Major Finding: Evidence of small intestinal bacterial overgrowth was found in 50% of patients on proton pump inhibitors, 24.5% of patients with irritable bowel syndrome, and only 6% of controls.
Data Source: Two hundred gastroesophageal reflux disease patients who were taking PPIs, 200 IBS patients not taking PPIs, and 50 healthy controls.
Disclosures: The study was not funded by outside grants, and neither Dr. Lombardo nor his colleagues reported any competing interests.
Fifty percent of the people taking proton pump inhibitors to treat gastroesophageal reflux disease develop small intestinal bacterial overgrowth, compared with a quarter of the patients with irritable bowel syndrome who are not taking PPIs, according to a study conducted by Dr. Lucio Lombardo and his colleagues.
In the study, 450 consecutive patients underwent glucose hydrogen breath tests, which measure the metabolic activity of enteric bacteria (Clin. Gastroenterol. Hepatol. 2010 [doi:10.1016/j.cgh.2009. 12.022]).
Two hundred of the patients had been diagnosed with gastroesophageal reflux disease and had been taking one of several PPIs for a median of 36 months, although some had taken the medication for as little as 2 months.

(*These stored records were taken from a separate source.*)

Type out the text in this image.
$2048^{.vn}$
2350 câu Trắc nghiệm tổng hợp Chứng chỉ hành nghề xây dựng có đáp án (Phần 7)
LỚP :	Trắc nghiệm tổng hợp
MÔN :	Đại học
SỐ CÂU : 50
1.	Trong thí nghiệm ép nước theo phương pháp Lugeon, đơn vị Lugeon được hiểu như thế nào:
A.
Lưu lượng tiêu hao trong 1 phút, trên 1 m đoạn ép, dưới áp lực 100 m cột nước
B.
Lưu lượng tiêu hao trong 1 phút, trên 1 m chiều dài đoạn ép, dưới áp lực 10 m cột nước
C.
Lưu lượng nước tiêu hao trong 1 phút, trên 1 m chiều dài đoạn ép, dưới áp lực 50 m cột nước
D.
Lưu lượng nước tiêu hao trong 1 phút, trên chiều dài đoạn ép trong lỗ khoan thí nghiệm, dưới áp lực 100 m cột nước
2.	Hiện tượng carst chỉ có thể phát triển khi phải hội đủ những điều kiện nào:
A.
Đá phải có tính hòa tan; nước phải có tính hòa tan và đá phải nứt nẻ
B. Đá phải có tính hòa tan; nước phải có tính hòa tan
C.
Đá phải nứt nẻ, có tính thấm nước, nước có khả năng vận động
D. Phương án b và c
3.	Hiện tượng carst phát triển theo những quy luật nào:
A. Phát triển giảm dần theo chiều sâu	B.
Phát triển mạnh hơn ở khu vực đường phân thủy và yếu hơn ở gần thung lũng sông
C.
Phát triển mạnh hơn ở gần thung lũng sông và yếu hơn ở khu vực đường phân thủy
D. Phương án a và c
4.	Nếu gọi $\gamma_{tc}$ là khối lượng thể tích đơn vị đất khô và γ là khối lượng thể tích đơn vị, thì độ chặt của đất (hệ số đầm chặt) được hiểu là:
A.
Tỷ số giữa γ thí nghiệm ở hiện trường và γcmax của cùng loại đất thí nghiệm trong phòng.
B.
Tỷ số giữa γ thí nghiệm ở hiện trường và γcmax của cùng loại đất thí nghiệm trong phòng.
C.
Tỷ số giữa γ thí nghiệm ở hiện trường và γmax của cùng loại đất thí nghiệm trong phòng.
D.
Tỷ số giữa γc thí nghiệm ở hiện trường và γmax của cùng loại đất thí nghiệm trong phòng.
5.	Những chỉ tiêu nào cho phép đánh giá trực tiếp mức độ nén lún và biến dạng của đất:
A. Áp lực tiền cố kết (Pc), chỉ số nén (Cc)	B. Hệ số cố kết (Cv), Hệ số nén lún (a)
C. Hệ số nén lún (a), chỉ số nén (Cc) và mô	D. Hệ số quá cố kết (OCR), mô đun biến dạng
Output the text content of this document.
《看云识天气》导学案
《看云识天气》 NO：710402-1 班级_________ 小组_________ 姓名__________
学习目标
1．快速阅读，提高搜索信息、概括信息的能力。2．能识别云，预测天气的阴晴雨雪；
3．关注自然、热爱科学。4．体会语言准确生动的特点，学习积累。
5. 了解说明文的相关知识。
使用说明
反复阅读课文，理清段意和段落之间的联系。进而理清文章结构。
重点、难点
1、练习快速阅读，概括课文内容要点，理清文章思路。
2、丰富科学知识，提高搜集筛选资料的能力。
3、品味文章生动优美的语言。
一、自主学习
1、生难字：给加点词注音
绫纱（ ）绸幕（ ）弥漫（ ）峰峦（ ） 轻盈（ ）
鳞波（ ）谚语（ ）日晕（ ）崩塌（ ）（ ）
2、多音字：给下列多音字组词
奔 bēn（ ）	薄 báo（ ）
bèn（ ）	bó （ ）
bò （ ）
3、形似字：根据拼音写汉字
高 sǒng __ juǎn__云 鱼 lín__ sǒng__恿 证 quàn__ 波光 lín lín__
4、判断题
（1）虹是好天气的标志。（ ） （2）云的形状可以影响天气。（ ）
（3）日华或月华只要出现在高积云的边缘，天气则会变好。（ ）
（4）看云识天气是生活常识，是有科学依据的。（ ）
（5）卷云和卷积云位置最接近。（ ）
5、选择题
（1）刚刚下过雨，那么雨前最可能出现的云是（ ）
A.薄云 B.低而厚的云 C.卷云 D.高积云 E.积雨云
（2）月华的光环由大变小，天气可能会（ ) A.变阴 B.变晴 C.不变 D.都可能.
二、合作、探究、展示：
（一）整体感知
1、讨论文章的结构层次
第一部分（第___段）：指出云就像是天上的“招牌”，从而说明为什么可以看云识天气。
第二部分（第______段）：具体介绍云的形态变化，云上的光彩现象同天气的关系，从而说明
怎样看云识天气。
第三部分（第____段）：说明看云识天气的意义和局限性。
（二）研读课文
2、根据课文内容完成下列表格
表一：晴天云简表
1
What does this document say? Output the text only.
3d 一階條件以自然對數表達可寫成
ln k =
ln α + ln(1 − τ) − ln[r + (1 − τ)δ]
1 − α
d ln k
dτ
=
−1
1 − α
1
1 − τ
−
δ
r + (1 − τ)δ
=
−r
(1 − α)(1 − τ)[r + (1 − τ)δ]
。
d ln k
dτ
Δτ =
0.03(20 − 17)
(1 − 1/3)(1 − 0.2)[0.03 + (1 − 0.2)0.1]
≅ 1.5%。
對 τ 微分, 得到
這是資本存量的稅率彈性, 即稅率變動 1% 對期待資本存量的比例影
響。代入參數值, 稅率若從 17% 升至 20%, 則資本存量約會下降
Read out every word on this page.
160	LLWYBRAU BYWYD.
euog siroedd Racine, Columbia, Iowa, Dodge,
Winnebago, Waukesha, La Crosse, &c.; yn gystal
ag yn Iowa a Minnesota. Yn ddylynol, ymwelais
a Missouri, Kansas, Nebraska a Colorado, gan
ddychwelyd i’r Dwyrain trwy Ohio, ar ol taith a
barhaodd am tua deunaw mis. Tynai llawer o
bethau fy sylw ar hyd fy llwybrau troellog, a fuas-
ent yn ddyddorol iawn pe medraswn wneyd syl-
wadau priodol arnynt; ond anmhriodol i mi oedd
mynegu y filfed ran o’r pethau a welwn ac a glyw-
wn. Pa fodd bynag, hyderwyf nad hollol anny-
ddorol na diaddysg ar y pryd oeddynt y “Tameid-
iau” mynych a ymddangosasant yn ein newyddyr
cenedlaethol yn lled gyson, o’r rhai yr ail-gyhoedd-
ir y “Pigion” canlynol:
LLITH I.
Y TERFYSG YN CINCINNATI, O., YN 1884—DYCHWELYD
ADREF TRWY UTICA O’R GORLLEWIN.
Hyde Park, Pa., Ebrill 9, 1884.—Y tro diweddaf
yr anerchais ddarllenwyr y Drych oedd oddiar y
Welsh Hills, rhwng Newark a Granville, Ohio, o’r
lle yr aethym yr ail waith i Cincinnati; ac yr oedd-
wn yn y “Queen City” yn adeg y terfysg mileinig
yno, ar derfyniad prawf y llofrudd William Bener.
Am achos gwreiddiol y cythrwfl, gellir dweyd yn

The investigators recruited an additional 200 study subjects who had been diagnosed with irritable bowel syndrome (IBS) and were not taking PPIs. Dr. Lombardo and his colleagues noted that the symptoms of IBS—including bloating, diarrhea, and constipation—frequently overlap with the symptoms of small intestinal bacterial overgrowth (SIBO). They also recruited 50 healthy controls who did not have symptoms of either IBS or SIBO and had not taken a PPI for at least 3 years.
Patients with other gastric diseases, who had recent gastric surgery, who were taking antibiotics, or had other potentially confounding factors were excluded.
Evidence of SIBO was found in 50% of the patients on PPIs, 24.5% of patients with IBS, and only 6% of healthy controls, wrote Dr. Lombardo, of the gastroenterology department of Mauriziano U.I. Hospital, Turin, and his colleagues.
Moreover, the researchers found a correlation between the duration of PPI treatment and the detection of SIBO, with more than 70% of the PPI group testing positive for SIBO after 13 months of PPI use—more than triple the proportion of positives among those taking PPIs for a year or less.
Although several studies have used breath-based tests to assess the prevalence of SIBO in patients with IBS, few have been designed to assess the independent influence of PPIs, the investigators wrote. This, they said, is as an “important oversight,” as PPI use is widespread in patients with IBS.
The authors cited a recent study reporting that IBS patients not taking PPIs and GERD patients on PPIs have roughly equal rates of SIBO, as assessed by lactulose breath tests. However, the researchers wrote that no mention was made in that study of the duration of PPI treatment, while their own study showed that PPI treatment increased the incidence of SIBO drastically after the first year.
Dr. Lombardo and his colleagues speculated that PPI-related SIBO might be frequently underdiagnosed or misdiagnosed as IBS because of the overlap of common symptoms.
Patients in the investigation with SIBO were treated with the antibiotic rifaximin 400 mg three times daily for 14 days. Eradication of SIBO, as confirmed by a glucose hydrogen breath test, occurred in 87% of the PPI group and 91% in the IBS group.
In the PPI arm of the study, eradication was more successful among subjects who had taken PPIs for less than a year, which suggested “a more profound or qualitatively different alteration in enteric microflora after a year of treatment,” according to the investigators.
In both the PPI and IBS groups, symptom severity was reduced by more than 90% in subjects whose SIBO eradication had been confirmed by breath testing and to a lesser but measurable degree in those subjects whose SIBO had not been eradicated after the same course of rifaximin.
The investigators did not seek to learn whether SIBO returned after eradication in patients who continued PPI therapy but cited another study suggesting that such an outcome was likely.
The authors noted a few limitations of the study, which included a lack of distinction between specific PPIs taken by the patients, the observational open-label study design, and that fact that Helicobacter pylori was not investigated as an independent contributor (although all 450 patients were tested, with 68% found to be negative).